McDonald's informou que está testando itens de cardápio voltados a consumidores que usam canetas emagrecedoras, como Ozempic, Wegovy e Mounjaro, durante uma teleconferência de resultados financeiros em que executivos discutiram como esse público pode alterar hábitos de compra e preferências alimentares.
O que a rede disse e por que o tema entrou na pauta
O CEO Chris Kempczinski afirmou que a adoção de medicamentos análogos do GLP-1 tende a continuar crescendo e que, com essa expansão, o comportamento do consumidor muda.
Segundo ele, esse grupo demonstra mais interesse por opções ricas em proteína, e a rede, de acordo com a avaliação do executivo, já dispõe de itens que se encaixam nesse perfil, ao mesmo tempo em que explora novas possibilidades em testes.
A vice-presidente Jill McDonald citou exemplos de produtos que, na leitura da companhia, dialogam com essa demanda, como o Snack Wrap, o sanduíche de biscoito com linguiça e as tiras de frango McCrispy.

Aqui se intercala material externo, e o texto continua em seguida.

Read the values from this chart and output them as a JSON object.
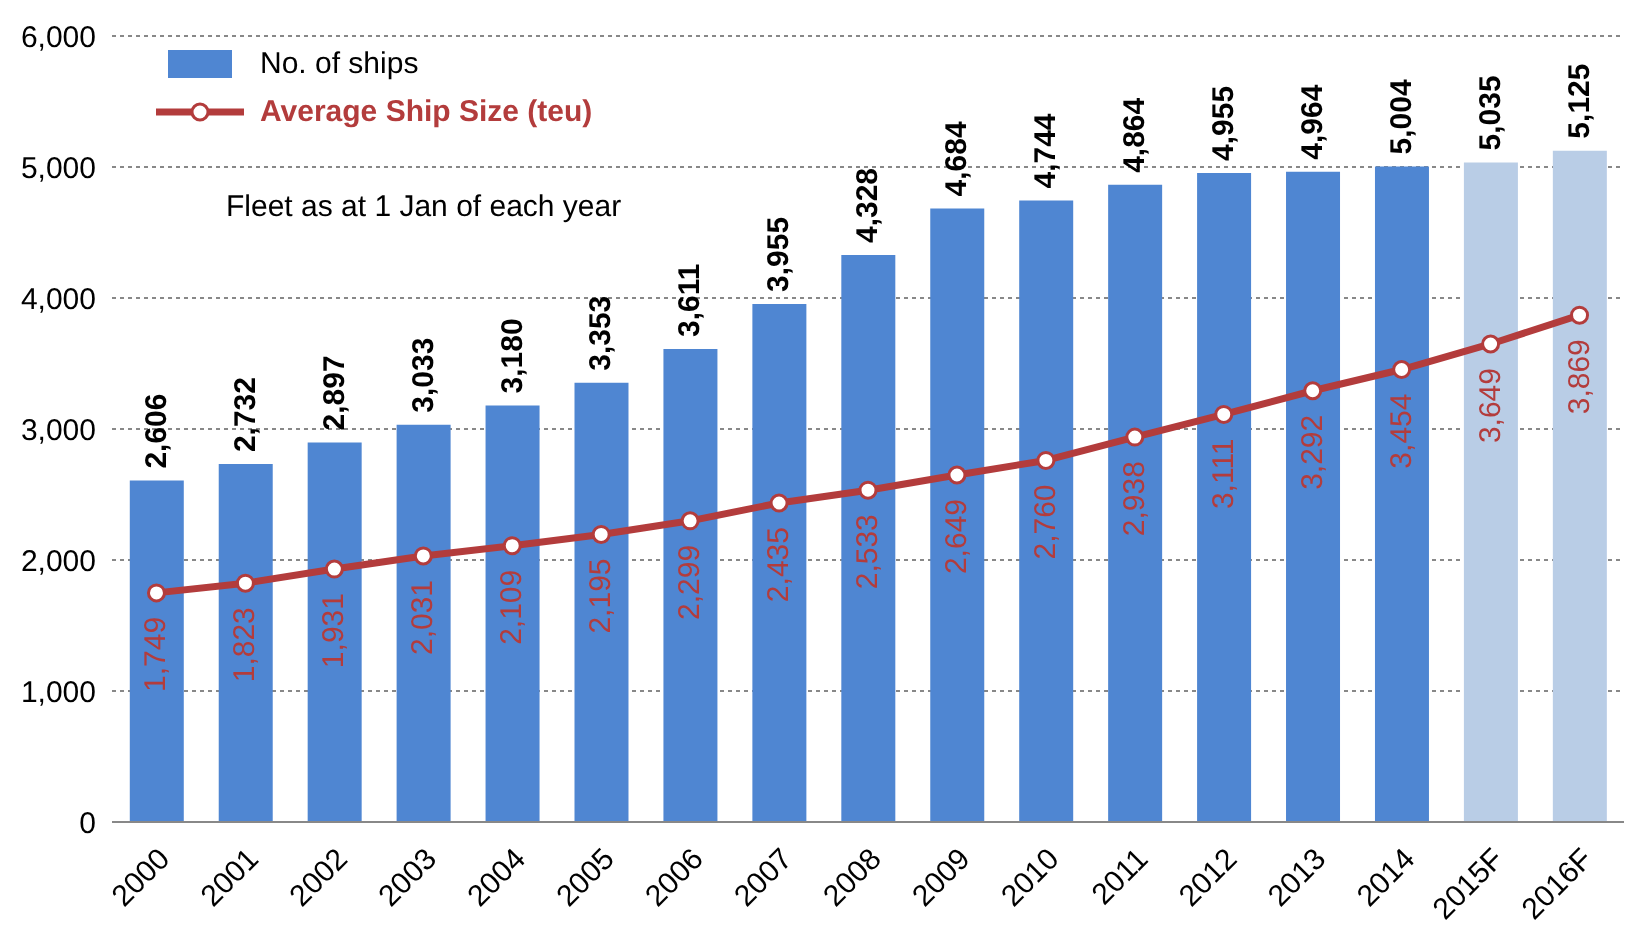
{
  "chart_data": {
    "type": "bar",
    "categories": [
      "2000",
      "2001",
      "2002",
      "2003",
      "2004",
      "2005",
      "2006",
      "2007",
      "2008",
      "2009",
      "2010",
      "2011",
      "2012",
      "2013",
      "2014",
      "2015F",
      "2016F"
    ],
    "series": [
      {
        "name": "No. of ships",
        "color": "#4f86d2",
        "colors": [
          "#4f86d2",
          "#4f86d2",
          "#4f86d2",
          "#4f86d2",
          "#4f86d2",
          "#4f86d2",
          "#4f86d2",
          "#4f86d2",
          "#4f86d2",
          "#4f86d2",
          "#4f86d2",
          "#4f86d2",
          "#4f86d2",
          "#4f86d2",
          "#4f86d2",
          "#b9cde6",
          "#b9cde6"
        ],
        "values": [
          2606,
          2732,
          2897,
          3033,
          3180,
          3353,
          3611,
          3955,
          4328,
          4684,
          4744,
          4864,
          4955,
          4964,
          5004,
          5035,
          5125
        ],
        "value_labels": [
          "2,606",
          "2,732",
          "2,897",
          "3,033",
          "3,180",
          "3,353",
          "3,611",
          "3,955",
          "4,328",
          "4,684",
          "4,744",
          "4,864",
          "4,955",
          "4,964",
          "5,004",
          "5,035",
          "5,125"
        ]
      },
      {
        "name": "Average Ship Size (teu)",
        "type": "line",
        "color": "#b33c3c",
        "values": [
          1749,
          1823,
          1931,
          2031,
          2109,
          2195,
          2299,
          2435,
          2533,
          2649,
          2760,
          2938,
          3111,
          3292,
          3454,
          3649,
          3869
        ],
        "value_labels": [
          "1,749",
          "1,823",
          "1,931",
          "2,031",
          "2,109",
          "2,195",
          "2,299",
          "2,435",
          "2,533",
          "2,649",
          "2,760",
          "2,938",
          "3,111",
          "3,292",
          "3,454",
          "3,649",
          "3,869"
        ]
      }
    ],
    "ylim": [
      0,
      6000
    ],
    "yticks": [
      0,
      {
        "value": 1000,
        "label": "1,000"
      },
      {
        "value": 2000,
        "label": "2,000"
      },
      {
        "value": 3000,
        "label": "3,000"
      },
      {
        "value": 4000,
        "label": "4,000"
      },
      {
        "value": 5000,
        "label": "5,000"
      },
      {
        "value": 6000,
        "label": "6,000"
      }
    ],
    "grid": "y",
    "legend": "top left",
    "marker": "circle",
    "annotations": [
      "Fleet as at 1 Jan of each year"
    ]
  }
}
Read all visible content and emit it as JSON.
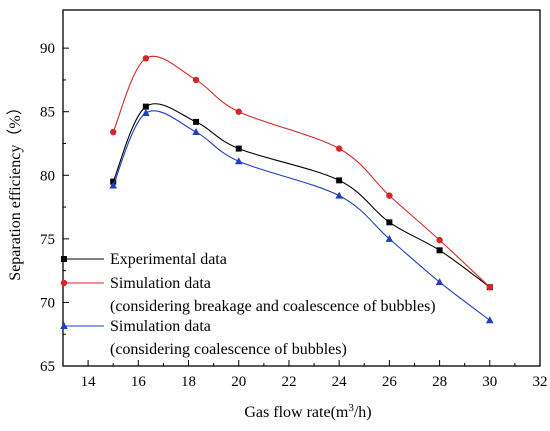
{
  "chart_data": {
    "type": "line",
    "title": "",
    "xlabel": "Gas flow rate(m3/h)",
    "xlabel_parts": {
      "before": "Gas flow rate(m",
      "sup": "3",
      "after": "/h)"
    },
    "ylabel": "Separation efficiency（%）",
    "xlim": [
      13,
      32
    ],
    "ylim": [
      65,
      93
    ],
    "xticks": [
      14,
      16,
      18,
      20,
      22,
      24,
      26,
      28,
      30,
      32
    ],
    "yticks": [
      65,
      70,
      75,
      80,
      85,
      90
    ],
    "grid": false,
    "legend_position": "bottom-left",
    "series": [
      {
        "name": "Experimental data",
        "color": "#000000",
        "marker": "square",
        "x": [
          15,
          16.3,
          18.3,
          20,
          24,
          26,
          28,
          30
        ],
        "y": [
          79.5,
          85.4,
          84.2,
          82.1,
          79.6,
          76.3,
          74.1,
          71.2
        ]
      },
      {
        "name": "Simulation data",
        "name_line2": "(considering breakage and coalescence of bubbles)",
        "color": "#d62728",
        "marker": "circle",
        "x": [
          15,
          16.3,
          18.3,
          20,
          24,
          26,
          28,
          30
        ],
        "y": [
          83.4,
          89.2,
          87.5,
          85.0,
          82.1,
          78.4,
          74.9,
          71.2
        ]
      },
      {
        "name": "Simulation data",
        "name_line2": "(considering coalescence of bubbles)",
        "color": "#1f3fbf",
        "marker": "triangle",
        "x": [
          15,
          16.3,
          18.3,
          20,
          24,
          26,
          28,
          30
        ],
        "y": [
          79.2,
          84.9,
          83.4,
          81.1,
          78.4,
          75.0,
          71.6,
          68.6
        ]
      }
    ]
  }
}
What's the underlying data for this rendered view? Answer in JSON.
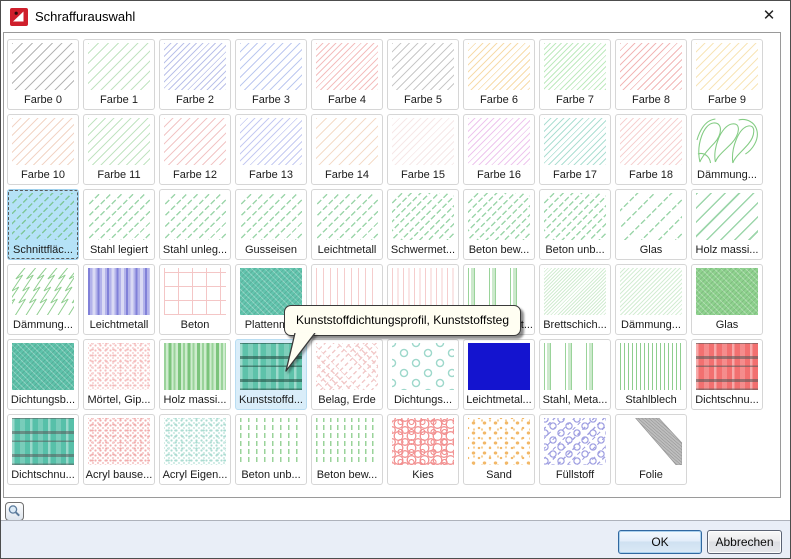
{
  "window": {
    "title": "Schraffurauswahl",
    "close_glyph": "✕",
    "app_icon": "allplan-red-logo"
  },
  "colors": {
    "selection_fill": "#b5e2f7",
    "hover_fill": "#d9edf9",
    "tooltip_bg": "#fffef2",
    "footer_bg": "#e9eef7",
    "ok_border": "#3168a0",
    "solid_blue_swatch": "#1414cf"
  },
  "tooltip": {
    "text": "Kunststoffdichtungsprofil, Kunststoffsteg"
  },
  "toolbar": {
    "zoom_icon": "magnifier"
  },
  "footer": {
    "ok": "OK",
    "cancel": "Abbrechen"
  },
  "grid": {
    "rows": [
      [
        {
          "label": "Farbe 0",
          "pattern": {
            "t": "diag",
            "c": "#b6b6b6",
            "g": 7
          }
        },
        {
          "label": "Farbe 1",
          "pattern": {
            "t": "diag",
            "c": "#c2e4c2",
            "g": 7
          }
        },
        {
          "label": "Farbe 2",
          "pattern": {
            "t": "diag",
            "c": "#bcc2ea",
            "g": 4.5
          }
        },
        {
          "label": "Farbe 3",
          "pattern": {
            "t": "diag",
            "c": "#bdc9f0",
            "g": 6
          }
        },
        {
          "label": "Farbe 4",
          "pattern": {
            "t": "diag",
            "c": "#f4bfbf",
            "g": 4.5
          }
        },
        {
          "label": "Farbe 5",
          "pattern": {
            "t": "diag",
            "c": "#c9c9c9",
            "g": 6
          }
        },
        {
          "label": "Farbe 6",
          "pattern": {
            "t": "diag",
            "c": "#f7dcab",
            "g": 5
          }
        },
        {
          "label": "Farbe 7",
          "pattern": {
            "t": "diag",
            "c": "#bfeabf",
            "g": 4
          }
        },
        {
          "label": "Farbe 8",
          "pattern": {
            "t": "diag",
            "c": "#f2b8b8",
            "g": 5
          }
        },
        {
          "label": "Farbe 9",
          "pattern": {
            "t": "diag",
            "c": "#f8e5b8",
            "g": 6
          }
        }
      ],
      [
        {
          "label": "Farbe 10",
          "pattern": {
            "t": "diag",
            "c": "#f2d5c6",
            "g": 6
          }
        },
        {
          "label": "Farbe 11",
          "pattern": {
            "t": "diag",
            "c": "#c2e4c2",
            "g": 6
          }
        },
        {
          "label": "Farbe 12",
          "pattern": {
            "t": "diag",
            "c": "#f2c6c6",
            "g": 6
          }
        },
        {
          "label": "Farbe 13",
          "pattern": {
            "t": "diag",
            "c": "#c6cbf2",
            "g": 5
          }
        },
        {
          "label": "Farbe 14",
          "pattern": {
            "t": "diag",
            "c": "#f4dcc9",
            "g": 7
          }
        },
        {
          "label": "Farbe 15",
          "pattern": {
            "t": "diag",
            "c": "#f6e8e8",
            "g": 5
          }
        },
        {
          "label": "Farbe 16",
          "pattern": {
            "t": "diag",
            "c": "#eec6ee",
            "g": 4.5
          }
        },
        {
          "label": "Farbe 17",
          "pattern": {
            "t": "diag",
            "c": "#aedfd3",
            "g": 4.5
          }
        },
        {
          "label": "Farbe 18",
          "pattern": {
            "t": "diag",
            "c": "#f6d2d2",
            "g": 4.5
          }
        },
        {
          "label": "Dämmung...",
          "pattern": {
            "t": "loops",
            "c": "#84cc84"
          }
        }
      ],
      [
        {
          "label": "Schnittfläc...",
          "state": "selected",
          "pattern": {
            "t": "diagdash",
            "c": "#7fc79a",
            "g": 7,
            "bg": "#b5e2f7"
          }
        },
        {
          "label": "Stahl legiert",
          "pattern": {
            "t": "diagdash",
            "c": "#9dd6ab",
            "g": 8
          }
        },
        {
          "label": "Stahl unleg...",
          "pattern": {
            "t": "diagdash",
            "c": "#9dd6ab",
            "g": 8
          }
        },
        {
          "label": "Gusseisen",
          "pattern": {
            "t": "diagdash",
            "c": "#9dd6ab",
            "g": 8
          }
        },
        {
          "label": "Leichtmetall",
          "pattern": {
            "t": "diagdash",
            "c": "#9dd6ab",
            "g": 8
          }
        },
        {
          "label": "Schwermet...",
          "pattern": {
            "t": "diagdash",
            "c": "#9dd6ab",
            "g": 6.5
          }
        },
        {
          "label": "Beton bew...",
          "pattern": {
            "t": "diagdash",
            "c": "#9dd6ab",
            "g": 6.5
          }
        },
        {
          "label": "Beton unb...",
          "pattern": {
            "t": "diagdash",
            "c": "#9dd6ab",
            "g": 6.5
          }
        },
        {
          "label": "Glas",
          "pattern": {
            "t": "diagdash",
            "c": "#9dd6ab",
            "g": 12
          }
        },
        {
          "label": "Holz massi...",
          "pattern": {
            "t": "diag",
            "c": "#9dd6ab",
            "g": 10,
            "w": 1.5
          }
        }
      ],
      [
        {
          "label": "Dämmung...",
          "pattern": {
            "t": "scribble",
            "c": "#8fce8f"
          }
        },
        {
          "label": "Leichtmetall",
          "pattern": {
            "t": "vstripes",
            "c": "#8181d8",
            "c2": "#b3b3ea",
            "c3": "#dadaf4"
          }
        },
        {
          "label": "Beton",
          "pattern": {
            "t": "grid",
            "c": "#f4c6c6",
            "g": 14
          }
        },
        {
          "label": "Plattenm...",
          "pattern": {
            "t": "fillhatch",
            "c": "#63c5ae"
          }
        },
        {
          "label": "",
          "pattern": {
            "t": "vlines",
            "c": "#f5cdcd",
            "g": 7
          }
        },
        {
          "label": "",
          "pattern": {
            "t": "vlines",
            "c": "#f5cdcd",
            "g": 5.5
          }
        },
        {
          "label": "t...",
          "align": "right",
          "pattern": {
            "t": "vgroups",
            "c": "#9ad39a"
          }
        },
        {
          "label": "Brettschich...",
          "pattern": {
            "t": "diag",
            "c": "#d2ecd2",
            "g": 2.5
          }
        },
        {
          "label": "Dämmung...",
          "pattern": {
            "t": "diag",
            "c": "#d4edd4",
            "g": 3
          }
        },
        {
          "label": "Glas",
          "pattern": {
            "t": "fillhatch",
            "c": "#8ed28e"
          }
        }
      ],
      [
        {
          "label": "Dichtungsb...",
          "pattern": {
            "t": "fillhatch",
            "c": "#5ec2aa"
          }
        },
        {
          "label": "Mörtel, Gip...",
          "pattern": {
            "t": "noise",
            "c": "#f4bcbc",
            "c2": "#f8d6d6"
          }
        },
        {
          "label": "Holz massi...",
          "pattern": {
            "t": "vstripes",
            "c": "#9ad39a",
            "c2": "#cdeccd",
            "c3": "#7cc47c"
          }
        },
        {
          "label": "Kunststoffd...",
          "state": "hover",
          "pattern": {
            "t": "plaid",
            "c": "#5ec2aa",
            "c2": "rgba(30,70,60,0.55)"
          }
        },
        {
          "label": "Belag, Erde",
          "pattern": {
            "t": "herringbone",
            "c": "#f2caca"
          }
        },
        {
          "label": "Dichtungs...",
          "pattern": {
            "t": "rings",
            "c": "#9ed8cb"
          }
        },
        {
          "label": "Leichtmetal...",
          "pattern": {
            "t": "solid",
            "c": "#1414cf"
          }
        },
        {
          "label": "Stahl, Meta...",
          "pattern": {
            "t": "vgroups",
            "c": "#9ad39a"
          }
        },
        {
          "label": "Stahlblech",
          "pattern": {
            "t": "vlines",
            "c": "#8fce8f",
            "g": 4
          }
        },
        {
          "label": "Dichtschnu...",
          "pattern": {
            "t": "plaid",
            "c": "#f27070",
            "c2": "rgba(90,90,90,0.60)"
          }
        }
      ],
      [
        {
          "label": "Dichtschnu...",
          "pattern": {
            "t": "plaid",
            "c": "#57c0a9",
            "c2": "rgba(90,90,90,0.55)"
          }
        },
        {
          "label": "Acryl bause...",
          "pattern": {
            "t": "noise",
            "c": "#f0acac",
            "c2": "#f6caca"
          }
        },
        {
          "label": "Acryl Eigen...",
          "pattern": {
            "t": "noise",
            "c": "#abdcd1",
            "c2": "#cdebe4"
          }
        },
        {
          "label": "Beton unb...",
          "pattern": {
            "t": "vdash",
            "c": "#9ad39a",
            "g": 8
          }
        },
        {
          "label": "Beton bew...",
          "pattern": {
            "t": "vdash",
            "c": "#9ad39a",
            "g": 7
          }
        },
        {
          "label": "Kies",
          "pattern": {
            "t": "pebbles",
            "c": "#f29090"
          }
        },
        {
          "label": "Sand",
          "pattern": {
            "t": "dots",
            "c": "#f2b868",
            "c2": "#f6d098"
          }
        },
        {
          "label": "Füllstoff",
          "pattern": {
            "t": "fuellstoff",
            "c": "#a2a2e2"
          }
        },
        {
          "label": "Folie",
          "pattern": {
            "t": "folie",
            "c": "#b0b0b0"
          }
        }
      ]
    ]
  }
}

Menos lanche e menos açúcar: mudanças em observação
Kempczinski também descreveu ajustes de comportamento que a empresa passou a acompanhar: menor consumo de lanches, alterações nas bebidas escolhidas e redução de bebidas açucaradas.
De acordo com o CEO, esse conjunto de fatores vem orientando os produtos que o McDonald's está “experimentando e testando”, embora ele não tenha detalhado quais itens específicos estão em avaliação.
O que especialistas projetam para um cardápio “GLP-1”
Mesmo sem a lista oficial de novidades, especialistas ouvidos no contexto do debate apontaram tendências prováveis para um menu que busque atender consumidores em uso de GLP-1: menos carboidratos, mais proteína e uma comunicação de marketing que enfatize também as gorduras, por serem atributos que podem influenciar a intenção de compra desse público.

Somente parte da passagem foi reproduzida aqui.